Defending against these multi-vector threats requires a layered, proactive strategy. For the CEH, understanding defense is as crucial as understanding the attack.

Rate Limiting is a fundamental control implemented on routers, firewalls, and web application firewalls (WAFs). It restricts the number of requests a server will accept from a single IP address over a specified time window. This can be effective against some application-layer attacks and simple volumetric floods but is less effective against large-scale DDoS attacks from distributed botnets.

Traffic Scrubbing is performed by dedicated DDoS mitigation services or appliances. When an attack is detected, all traffic is routed through a "scrubbing center." Here, advanced algorithms and threat intelligence filter out malicious traffic, allowing only clean, legitimate traffic to pass through to the target network. This is essential for mitigating large volumetric and complex protocol attacks.

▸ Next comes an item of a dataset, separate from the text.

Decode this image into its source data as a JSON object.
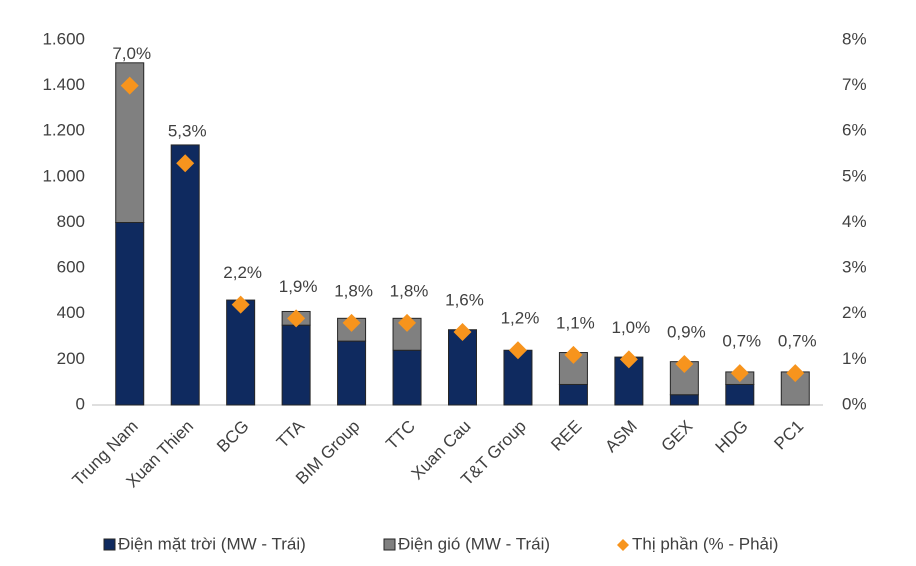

Content Delivery Network (CDN) Protection leverages a globally distributed network of proxy servers. By serving content from locations close to users, a CDN inherently absorbs some attack traffic due to its massive bandwidth capacity and dispersion. Many CDNs also integrate DDoS mitigation features, spreading the attack load across multiple points of presence (PoPs) and filtering malicious requests before they reach the origin server.

A formal Incident Response Procedure for Service Disruptions is non-negotiable. Your plan should include:

• Detection and Declaration: How to identify an attack vs. a surge in legitimate traffic and declare an incident.
• Mitigation Activation: Steps to activate your DDoS mitigation service, reroute traffic, or implement emergency firewall rules.
• Communication: A protocol for notifying internal stakeholders, upstream providers, and possibly customers.
• Analysis and Post-Mortem: Documenting the attack vectors, duration, and impact to improve future response and hardening.

Common Pitfalls

1. Misconfigured Rate Limiting: Setting rate limits too strictly can block legitimate users (a self-inflicted DoS), while setting them too loosely provides no protection. You must baseline normal traffic patterns to set effective thresholds.
2. Over-Reliance on a Single Defense: Relying solely on on-premise firewalls or ISP protection is insufficient against modern, large-scale attacks. A hybrid strategy incorporating cloud-based scrubbing and CDN protection is necessary for resilience.
3. Ignoring Application-Layer Threats: Focusing only on high-bandwidth volumetric attacks leaves you vulnerable to low-and-slow attacks like Slowloris. You must deploy and tune Layer 7 protections in your WAF or application servers.
4. Poor Incident Response Planning: Having no practiced response plan leads to chaos and extended downtime during an attack. Regular tabletop exercises for your incident response team are essential for a coordinated, effective defense.

Summary

• DoS attacks originate from one or a few sources, while DDoS attacks leverage a distributed botnet for greater scale and complexity.
• Attack methods are categorized as volumetric (consuming bandwidth), protocol (exhausting connection state tables), or application layer (crushing server processing power), with Slowloris being a prime Layer 7 example.
• Amplification attacks, like DNS amplification, use reflection to magnify attack traffic by spoofing the victim's IP address, turning small queries into massive response floods.
• Effective mitigation is layered, combining rate limiting, cloud-based traffic scrubbing, and CDN protection.
• A rehearsed incident response procedure is critical for minimizing downtime and managing communication during a service disruption.